Newton Drive residents, said Brandon Hansen, had not been alerted to the proposed development of three 208m² dwellings over double garages and double parking in front of each.
“We were all supposed to get registered letters for the affected parties in the area. That hasn’t happened from council for whatever reason, and there is just a little notice, an A4 piece of paper on the fence, that is basically saying if you have any objection, it’s got to be in before November 13.
“If that is the first of many, we are in big trouble. That is not why I bought in Meadowridge in 2008. It is not why I have lived here for 43 years. And it is not what any of us want to look at. We have to stop it right there. I am not even entirely sure how we even tackle it, but I think as a community we have to. If we don’t stop that, it sets a precedent going forward. It is an absolute disgrace to even put that in.”
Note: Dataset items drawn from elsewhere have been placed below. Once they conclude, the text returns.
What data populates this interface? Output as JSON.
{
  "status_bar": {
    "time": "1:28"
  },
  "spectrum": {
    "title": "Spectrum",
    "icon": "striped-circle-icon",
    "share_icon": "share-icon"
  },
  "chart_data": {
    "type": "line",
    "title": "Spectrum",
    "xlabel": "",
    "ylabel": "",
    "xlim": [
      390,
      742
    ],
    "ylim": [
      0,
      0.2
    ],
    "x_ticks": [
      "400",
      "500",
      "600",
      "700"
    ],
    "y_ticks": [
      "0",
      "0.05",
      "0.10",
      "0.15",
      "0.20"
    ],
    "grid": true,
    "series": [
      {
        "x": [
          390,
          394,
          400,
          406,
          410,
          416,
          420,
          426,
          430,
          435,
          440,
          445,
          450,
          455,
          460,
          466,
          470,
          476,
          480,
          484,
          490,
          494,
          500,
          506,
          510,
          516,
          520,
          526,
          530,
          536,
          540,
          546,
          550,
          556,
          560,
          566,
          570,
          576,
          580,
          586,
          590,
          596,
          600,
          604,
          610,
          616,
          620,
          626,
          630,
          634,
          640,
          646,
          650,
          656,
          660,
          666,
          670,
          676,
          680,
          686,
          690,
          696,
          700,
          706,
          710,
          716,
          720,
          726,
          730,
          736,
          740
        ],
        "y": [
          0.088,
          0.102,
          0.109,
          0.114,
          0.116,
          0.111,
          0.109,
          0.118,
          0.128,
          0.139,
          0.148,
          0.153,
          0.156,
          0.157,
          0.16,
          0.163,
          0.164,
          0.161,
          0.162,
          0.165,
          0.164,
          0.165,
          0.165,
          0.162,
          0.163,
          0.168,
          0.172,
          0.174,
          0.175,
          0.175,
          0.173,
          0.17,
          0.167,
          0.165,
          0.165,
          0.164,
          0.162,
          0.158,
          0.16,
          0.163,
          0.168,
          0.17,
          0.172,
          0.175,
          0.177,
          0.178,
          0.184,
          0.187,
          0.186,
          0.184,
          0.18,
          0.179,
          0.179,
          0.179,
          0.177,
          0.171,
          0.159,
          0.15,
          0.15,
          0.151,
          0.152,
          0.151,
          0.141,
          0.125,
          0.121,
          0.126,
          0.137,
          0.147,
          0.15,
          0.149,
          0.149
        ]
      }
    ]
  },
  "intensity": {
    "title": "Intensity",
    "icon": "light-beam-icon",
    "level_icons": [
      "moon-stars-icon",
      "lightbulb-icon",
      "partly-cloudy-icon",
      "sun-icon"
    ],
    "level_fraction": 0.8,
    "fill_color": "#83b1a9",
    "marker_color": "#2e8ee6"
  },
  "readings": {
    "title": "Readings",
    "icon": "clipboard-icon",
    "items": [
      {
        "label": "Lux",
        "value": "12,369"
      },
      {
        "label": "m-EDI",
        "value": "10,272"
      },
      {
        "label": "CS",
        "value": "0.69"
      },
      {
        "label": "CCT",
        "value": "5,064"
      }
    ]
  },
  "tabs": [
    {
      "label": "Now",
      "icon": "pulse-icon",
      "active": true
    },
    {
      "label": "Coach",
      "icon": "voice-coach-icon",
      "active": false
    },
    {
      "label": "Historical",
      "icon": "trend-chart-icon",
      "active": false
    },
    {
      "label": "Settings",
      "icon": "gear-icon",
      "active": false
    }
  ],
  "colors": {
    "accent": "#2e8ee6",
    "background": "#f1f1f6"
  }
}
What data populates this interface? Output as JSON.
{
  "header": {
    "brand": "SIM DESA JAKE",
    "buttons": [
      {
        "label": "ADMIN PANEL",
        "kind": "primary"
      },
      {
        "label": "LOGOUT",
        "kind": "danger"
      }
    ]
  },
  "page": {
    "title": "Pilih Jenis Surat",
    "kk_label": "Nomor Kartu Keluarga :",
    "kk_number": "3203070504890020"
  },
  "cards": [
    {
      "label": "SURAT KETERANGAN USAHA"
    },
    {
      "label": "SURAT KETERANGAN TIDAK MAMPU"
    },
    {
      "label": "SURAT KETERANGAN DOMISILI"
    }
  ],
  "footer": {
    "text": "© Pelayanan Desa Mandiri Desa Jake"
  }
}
Pat Daykin emailed in her concerns about commercial creep near the Acacia Way area opposite Main Road.
“This used to be a very peaceful suburb until a nursery gave way to a Spar. Despite residents putting out objections, it was passed. Spar said they would not go for a full liquor licence. Now there is a Tops, despite residents objecting again. There is now a KFC. It is really becoming a huge development hub very close to a residential area. So while we appreciate below Main Road is presumably a development area, we are certainly seeing a lot of creep now onto the western side.”
Ms Daykin said another education facility was popping up opposite KFC and Tops despite there being a creche next door and another a block away.
“The owners of residential property in Acacia Way have been packing up and moving away as objections to commercialisation of residential properties have proven to be fruitless. How can the character and nature of our suburb maintain value for property owners?”
Keith Barton, chairman of the Bergvliet Meadowridge Ratepayers’ Association, said increased densification was a top concern.
“At one stage, we had a lot of vagrants last year, homeless people sleeping on fields. We try to help get some closure on sorting that out. It is causing a lot of consternation. We are also forever looking at the associated issues that come with densification that the City is pushing. As you know, our population is increasing extremely quickly, and it is set to double by 2037. So there is a real need for housing and a pushing for more houses onto single properties. I think that is starting to become an issue for the area.”
Much of the association’s work dealt with departures from title deeds, where people wanted to expand on their property or build up the boundaries, he said, adding that the association tried to remain uniform in its approach.
Treasurer Gail Lawson said the association had had to turn to consultants over planning issues, and fees ran into thousands of rand. She proposed that annual subscriptions, which had been R120 for more than two years, go up by R20.
Referring to the commercial area on Main Road, ward councillor Eddie Andrews said that each zoning had a category of rights, which the property owner was entitled to exploit. Local districts, he noted, would usually approve commercial applications if the zoning was correct and the appropriate traffic assessments had been done.
He added that the City’s SR1 and SR2 single residential zoning allowed for the building of second and third dwellings. However, urban-design principles would also considered when council made any recommendations to the municipal planning tribunal for it to approve or refuse development applications.
He said developments should be set back from the boundary, and balconies should not intrude on the privacy of an abutting owner.
“Also when a structure is visually intrusive that is also a concern, and the council will take it into consideration, but the issue around the registered letters and not being informed – that I am keen to further understand what has transpired there,” he said. “Whether it was required for the entire street to get the registered letters that is not always the case. There will be clearly identified within that block who should be commenting on the application. Everyone else can always comment, but you may not get a registered letter.”